A woman dressed in an orange uniform and beige gloves sits on a dark green high-backed chair. Several similar chairs can be seen in the background.
Hostess Hedy Glesinger on an original sound chair in the distinctive Australian pavilion at Expo 67 Montreal. Photo: National Archives of Australia, AA1982/206 29.

Australian voices

The complex sound system controlling the chairs was designed and built through cooperation between government and private enterprise.

The equipment was built by the Rola (Australia) Company while the computerised system for selecting the tapes was designed by Australian post office engineers.

The tapes played through the talking chairs featured the voices of famous Australians including:

  • Sir Robert Menzies on natural resources
  • Sir Hudson Fysh on aviation
  • Sir Robert Helpmann on ballet and theatre
  • Sir Mark Oliphant on science
  • Rolf Harris on humour.

The conversations were recorded by Crawford Productions, the Melbourne radio and television production company, before they were dubbed onto tape by the Australian Broadcasting Commission.
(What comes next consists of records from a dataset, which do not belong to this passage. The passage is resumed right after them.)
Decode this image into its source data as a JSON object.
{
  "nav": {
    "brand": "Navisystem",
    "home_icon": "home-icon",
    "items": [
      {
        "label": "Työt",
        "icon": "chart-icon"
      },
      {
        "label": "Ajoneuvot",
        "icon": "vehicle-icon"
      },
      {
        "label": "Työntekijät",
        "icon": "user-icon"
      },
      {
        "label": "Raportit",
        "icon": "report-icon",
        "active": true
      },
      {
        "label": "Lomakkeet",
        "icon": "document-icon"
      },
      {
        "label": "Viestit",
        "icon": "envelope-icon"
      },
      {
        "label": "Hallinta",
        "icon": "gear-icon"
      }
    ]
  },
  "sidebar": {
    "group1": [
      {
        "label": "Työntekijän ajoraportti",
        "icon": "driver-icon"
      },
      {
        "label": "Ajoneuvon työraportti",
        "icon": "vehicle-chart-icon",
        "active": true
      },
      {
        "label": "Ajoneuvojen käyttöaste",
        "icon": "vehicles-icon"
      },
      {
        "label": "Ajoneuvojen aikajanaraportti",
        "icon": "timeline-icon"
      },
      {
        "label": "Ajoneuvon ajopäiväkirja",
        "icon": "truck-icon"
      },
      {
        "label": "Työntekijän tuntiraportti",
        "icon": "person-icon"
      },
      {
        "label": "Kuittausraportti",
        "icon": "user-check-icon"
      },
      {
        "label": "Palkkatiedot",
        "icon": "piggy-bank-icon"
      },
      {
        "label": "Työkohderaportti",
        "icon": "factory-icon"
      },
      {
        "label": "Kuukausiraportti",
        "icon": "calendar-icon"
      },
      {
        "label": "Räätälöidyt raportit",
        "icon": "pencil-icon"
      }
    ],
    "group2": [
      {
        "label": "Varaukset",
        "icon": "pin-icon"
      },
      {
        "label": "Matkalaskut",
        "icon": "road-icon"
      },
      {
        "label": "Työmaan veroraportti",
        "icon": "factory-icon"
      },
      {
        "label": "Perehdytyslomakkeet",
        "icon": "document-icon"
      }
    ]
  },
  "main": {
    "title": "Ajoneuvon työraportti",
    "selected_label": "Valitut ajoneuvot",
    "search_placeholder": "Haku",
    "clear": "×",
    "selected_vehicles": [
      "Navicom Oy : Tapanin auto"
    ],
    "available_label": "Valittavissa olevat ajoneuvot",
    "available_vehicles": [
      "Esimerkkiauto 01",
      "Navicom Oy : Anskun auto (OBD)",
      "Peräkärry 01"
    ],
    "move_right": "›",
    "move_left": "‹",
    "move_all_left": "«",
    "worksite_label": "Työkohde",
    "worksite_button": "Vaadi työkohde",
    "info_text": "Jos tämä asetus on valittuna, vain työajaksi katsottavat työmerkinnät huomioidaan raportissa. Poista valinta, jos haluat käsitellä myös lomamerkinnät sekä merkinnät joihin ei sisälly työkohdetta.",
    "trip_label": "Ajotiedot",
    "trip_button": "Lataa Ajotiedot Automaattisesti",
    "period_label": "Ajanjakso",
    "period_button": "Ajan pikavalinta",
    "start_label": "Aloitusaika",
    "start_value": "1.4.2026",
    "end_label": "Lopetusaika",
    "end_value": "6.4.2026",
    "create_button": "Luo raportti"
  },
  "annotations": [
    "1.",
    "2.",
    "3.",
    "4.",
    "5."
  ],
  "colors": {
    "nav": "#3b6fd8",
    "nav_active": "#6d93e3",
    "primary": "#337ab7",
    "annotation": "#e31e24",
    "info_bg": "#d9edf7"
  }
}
French translations were recorded by the Royal Australian Air Force's foreign language school at Point Cook, Victoria.

Transcripts of the recordings are held by the National Archives of Australia (NAA A463, 1965/5067 Part 4).

Black and white image showing people sitting in high-backed winged chairs. A circular display case, which rises to a peak is also visible.
Visitors using sound chairs in the Australian pavilion at Expo 67 Montreal. Photo: National Archives of Australia, AA 1982/206 45.

1967 world exhibition

Montreal welcomed more than 50 million visitors to Expo 67 over a period of six months. Taking the theme 'Man and his World', the international exhibition featured displays from more than 70 countries, including Australia.

The theme of the Australian Government developed pavilion was the 'Spirit of Adventure'. The glass-walled building covered 30,000 square feet or 2700 square metres.

A group of 28 carefully selected young Australians welcomed 20 million visitors to their nation's pavilion.

The display was designed as a 'haven of space and tranquillity' floating above a bushland setting. Inside, visitors could marvel at models of Canberra, the Parkes radio telescope, the Snowy Mountains Hydro-Electric Scheme and a display of Australia's new decimal currency. Outside, visitors could see wallabies and kangaroos and a model Great Barrier Reef was re-created in a lagoon.

Other collection material

In 2007 the National Museum held an exhibition, Australia at Expo 67 Montreal, to mark the 30th anniversary of the event.

Apart from the sound chair, the Museum holds a collection of objects which belonged to former Australian pavilion staff members. This includes uniforms, staff passes, an expo passport, souvenir brooch and a ceramic bowl used in the VIP dining room.

A woman wearing an orange top and skirt stands with her gloved right hand resting on a display case. An orange chair sits in the case, which includes a portrait of another woman at the rear.
Australian Expo 67 hostess Kate 'Kay' Maisey wearing her original uniform at the National Museum exhibition launch. Photo: Lannon Harley.